Together with scientists, experts, and leaders, this show is about understanding the bird's-eye view of how everything fits together, where we go from here and what we can do about it as a society and as individuals.
This week we speak with Timote Parique. Tim is a social scientist and ecological economists
originally from Versailles, France, now teaching at Lund University in Sweden. Tim has a PhD
in economics specializing in degrowth and he's written numerous books and frequently blogs on
the issues with green growth and energy and material decoupling. Tim is a passionate, bright young
man who I'm pleased to welcome to this podcast.
In today's conversation, Tim and I discuss why infinite growth of any kind is simply
impossible.
And we define and unpack what degrowth is, what it looks like, how the path to degrowth
may unfold, and what are the social and physical obstacles between here and there.
Here is Timote Parique.
You are quite young to understand all this stuff.
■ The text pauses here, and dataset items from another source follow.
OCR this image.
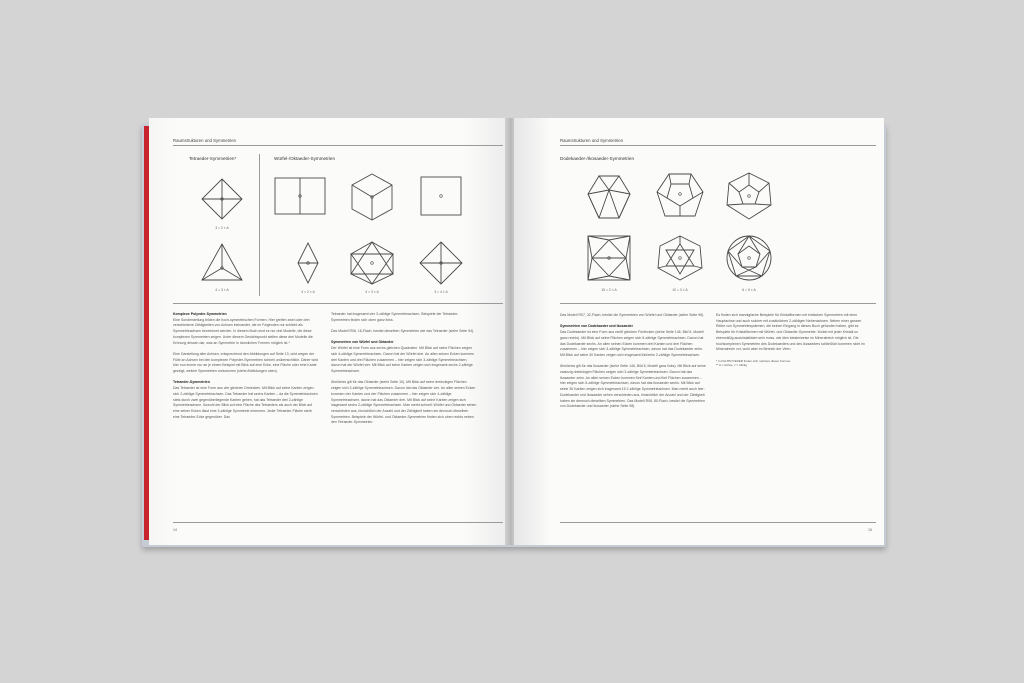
Raumstrukturen und Symmetrien
Tetraeder-Symmetrien*	Würfel-/Oktaeder-Symmetrien
3 = 2 × A
4 = 3 × A	4 = 2 × A	4 = 3 × A	3 = 4 × A
Komplexe Polyeder-Symmetrien
Eine Sonderstellung bilden die hoch-symmetrischen Formen. Hier greifen zwei oder drei verschiedene Zähligkeiten von Achsen ineinander, die im Folgenden nur schlicht als Symmetrieachsen bezeichnet werden. In diesem Buch sind es nur drei Modelle, die diese komplexen Symmetrien zeigen. Unter diesem Gesichtspunkt stellen diese drei Modelle die Krönung dessen dar, was an Symmetrie in räumlichen Formen möglich ist.*
Eine Darstellung aller Achsen, entsprechend den Abbildungen auf Seite 13, wird wegen der Fülle an Achsen bei den komplexen Polyeder-Symmetrien schnell unübersichtlich. Daher wird hier nun immer nur an je einem Beispiel mit Blick auf eine Ecke, eine Fläche oder eine Kante gezeigt, welche Symmetrien vorkommen (siehe Abbildungen oben).
Tetraeder-Symmetrien
Das Tetraeder ist eine Form aus vier gleichen Dreiecken. Mit Blick auf seine Kanten zeigen sich 2-zählige Symmetrieachsen. Das Tetraeder hat sechs Kanten – da die Symmetrieachsen stets durch zwei gegenüberliegende Kanten gehen, hat das Tetraeder drei 2-zählige Symmetrieachsen. Sowohl der Blick auf eine Fläche des Tetraeders als auch der Blick auf eine seiner Ecken lässt eine 3-zählige Symmetrie erkennen. Jeder Tetraeder-Fläche steht eine Tetraeder-Ecke gegenüber. Das
Tetraeder hat insgesamt vier 3-zählige Symmetrieachsen. Beispiele der Tetraeder-Symmetrien finden sich oben ganz links.
Das Modell R06, 16-Flach, besitzt dieselben Symmetrien wie das Tetraeder (siehe Seite 94).
Symmetrien von Würfel und Oktaeder
Der Würfel ist eine Form aus sechs gleichen Quadraten. Mit Blick auf seine Flächen zeigen sich 4-zählige Symmetrieachsen. Davon hat der Würfel drei. An allen seinen Ecken kommen drei Kanten und drei Flächen zusammen – hier zeigen sich 3-zählige Symmetrieachsen, davon hat der Würfel vier. Mit Blick auf seine Kanten zeigen sich insgesamt sechs 2-zählige Symmetrieachsen.
Ähnliches gilt für das Oktaeder (siehe Seite 10). Mit Blick auf seine dreieckigen Flächen zeigen sich 3-zählige Symmetrieachsen. Davon hat das Oktaeder vier. An allen seinen Ecken kommen vier Kanten und vier Flächen zusammen – hier zeigen sich 4-zählige Symmetrieachsen, davon hat das Oktaeder drei. Mit Blick auf seine Kanten zeigen sich insgesamt sechs 2-zählige Symmetrieachsen. Man merkt schnell: Würfel und Oktaeder sehen verschieden aus, hinsichtlich der Anzahl und der Zähligkeit haben sie dennoch dieselben Symmetrien. Beispiele der Würfel- und Oktaeder-Symmetrien finden sich oben rechts neben den Tetraeder-Symmetrien.
14
Raumstrukturen und Symmetrien
Dodekaeder-/Ikosaeder-Symmetrien
15 = 2 × A	10 = 3 × A	6 = 5 × A
Das Modell R07, 32-Flach, besitzt die Symmetrien von Würfel und Oktaeder (siehe Seite 96).
Symmetrien von Dodekaeder und Ikosaeder
Das Dodekaeder ist eine Form aus zwölf gleichen Fünfecken (siehe Seite 146, Bild 5, Modell ganz rechts). Mit Blick auf seine Flächen zeigen sich 5-zählige Symmetrieachsen. Davon hat das Dodekaeder sechs. An allen seinen Ecken kommen drei Kanten und drei Flächen zusammen – hier zeigen sich 3-zählige Symmetrieachsen, davon hat das Dodekaeder zehn. Mit Blick auf seine 30 Kanten zeigen sich insgesamt fünfzehn 2-zählige Symmetrieachsen.
Ähnliches gilt für das Ikosaeder (siehe Seite 146, Bild 5, Modell ganz links). Mit Blick auf seine zwanzig dreieckigen Flächen zeigen sich 3-zählige Symmetrieachsen. Davon hat das Ikosaeder zehn. An allen seinen Ecken kommen fünf Kanten und fünf Flächen zusammen – hier zeigen sich 5-zählige Symmetrieachsen, davon hat das Ikosaeder sechs. Mit Blick auf seine 30 Kanten zeigen sich insgesamt 15 2-zählige Symmetrieachsen. Man merkt auch hier: Dodekaeder und Ikosaeder sehen verschieden aus, hinsichtlich der Anzahl und der Zähligkeit haben sie dennoch dieselben Symmetrien. Das Modell R08, 80-Flach, besitzt die Symmetrien von Dodekaeder und Ikosaeder (siehe Seite 98).
Es finden sich mannigfache Beispiele für Kristallformen mit einfachen Symmetrien mit einer Hauptachse und auch solcher mit zusätzlichen 2-zähligen Nebenachsen. Neben einer ganzen Reihe von Symmetriesystemen, die keinen Eingang in dieses Buch gefunden haben, gibt es Beispiele für Kristallformen mit Würfel- und Oktaeder-Symmetrie. Wobei mit jeder Kristall so ebenmäßig auskristallisiert sein muss, wie dies idealerweise im Mineralreich möglich ist. Die hochkomplexen Symmetrien des Dodekaeders und des Ikosaeders schließlich kommen nicht im Mineralreich vor, wohl aber im Bereich der Viren.
* In FALTPOYEDER finden sich mehrere dieser Formen.
** A = Achse, z = zählig
15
When I was your age, I was watching Loveboat and Fantasy Island and not remotely thinking about these things other than my love for animals.
What was the eye-opener for you as to why the current economic system is not sustainable?
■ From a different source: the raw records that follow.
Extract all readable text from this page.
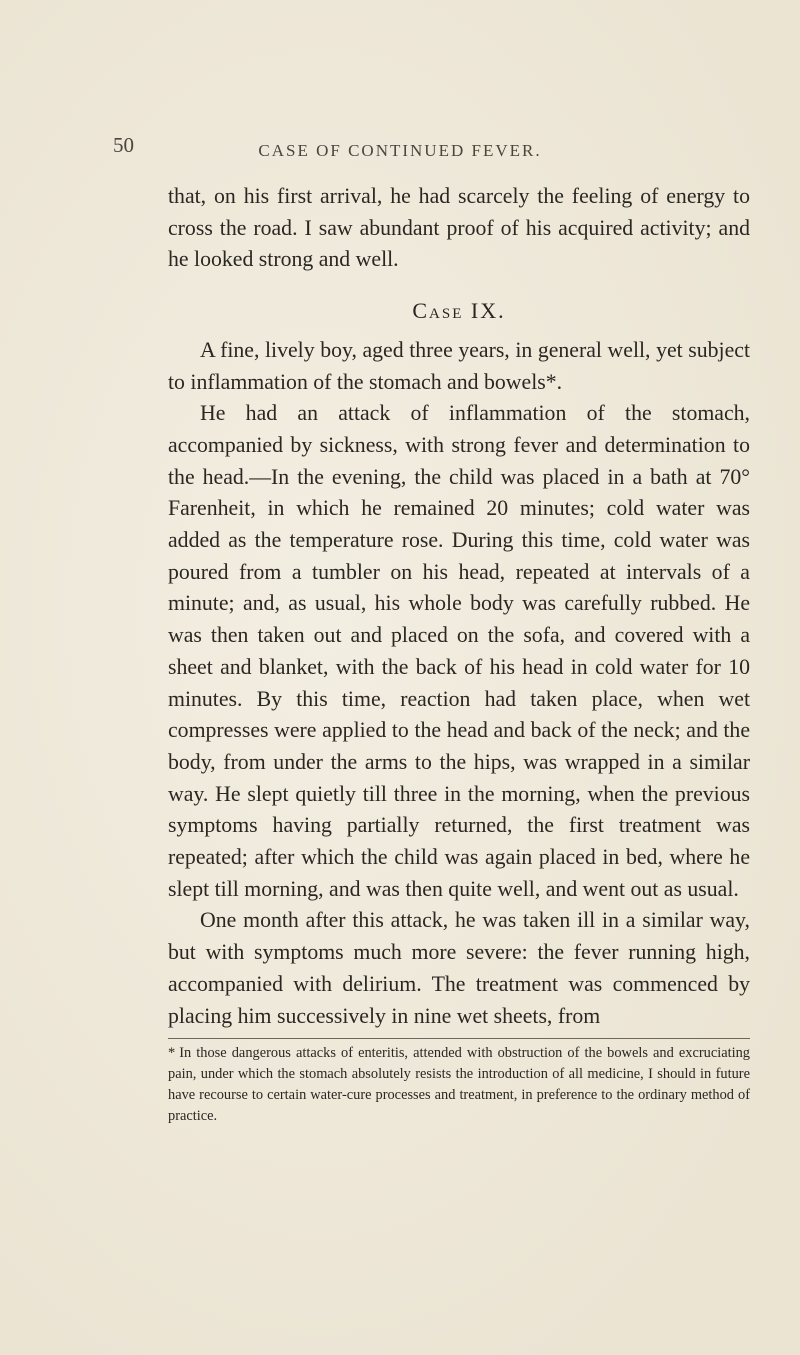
50	CASE OF CONTINUED FEVER.

that, on his first arrival, he had scarcely the feeling of energy to cross the road. I saw abundant proof of his acquired activity; and he looked strong and well.

Case IX.

A fine, lively boy, aged three years, in general well, yet subject to inflammation of the stomach and bowels*.

He had an attack of inflammation of the stomach, accompanied by sickness, with strong fever and determination to the head.—In the evening, the child was placed in a bath at 70° Farenheit, in which he remained 20 minutes; cold water was added as the temperature rose. During this time, cold water was poured from a tumbler on his head, repeated at intervals of a minute; and, as usual, his whole body was carefully rubbed. He was then taken out and placed on the sofa, and covered with a sheet and blanket, with the back of his head in cold water for 10 minutes. By this time, reaction had taken place, when wet compresses were applied to the head and back of the neck; and the body, from under the arms to the hips, was wrapped in a similar way. He slept quietly till three in the morning, when the previous symptoms having partially returned, the first treatment was repeated; after which the child was again placed in bed, where he slept till morning, and was then quite well, and went out as usual.

One month after this attack, he was taken ill in a similar way, but with symptoms much more severe: the fever running high, accompanied with delirium. The treatment was commenced by placing him successively in nine wet sheets, from

* In those dangerous attacks of enteritis, attended with obstruction of the bowels and excruciating pain, under which the stomach absolutely resists the introduction of all medicine, I should in future have recourse to certain water-cure processes and treatment, in preference to the ordinary method of practice.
And what sent you down the path that we're going to talk about today?
For me, I was studying economics, absolutely unaware of anything having to do with the climate, the environment, biodiversity, all of that was really just for me completely disconnected for more daily life.
in practice and in theory, and I started to study economics, and I was sent to Sweden for,
you know, one of those Erasmus exchange. And then I took a class in sustainable development,
and there was some, so I get confronted to very terrifying numbers. And then it didn't really
square with what I've learned at university. I was like, that's like, like you're discovering,
like the entire thing you thought was the world, was actually only a small part of the iceberg.
And now they're showing you the other part. And that's the.
ugly part, the like being burned kind of part and you're like breaking out.
So that's when I started to challenge the kind of economics I was taught.
And I told myself, okay, learning economics is going to be a more difficult journey than I thought.
And then you ended up getting your PhD on the link between energy and the economy, yes?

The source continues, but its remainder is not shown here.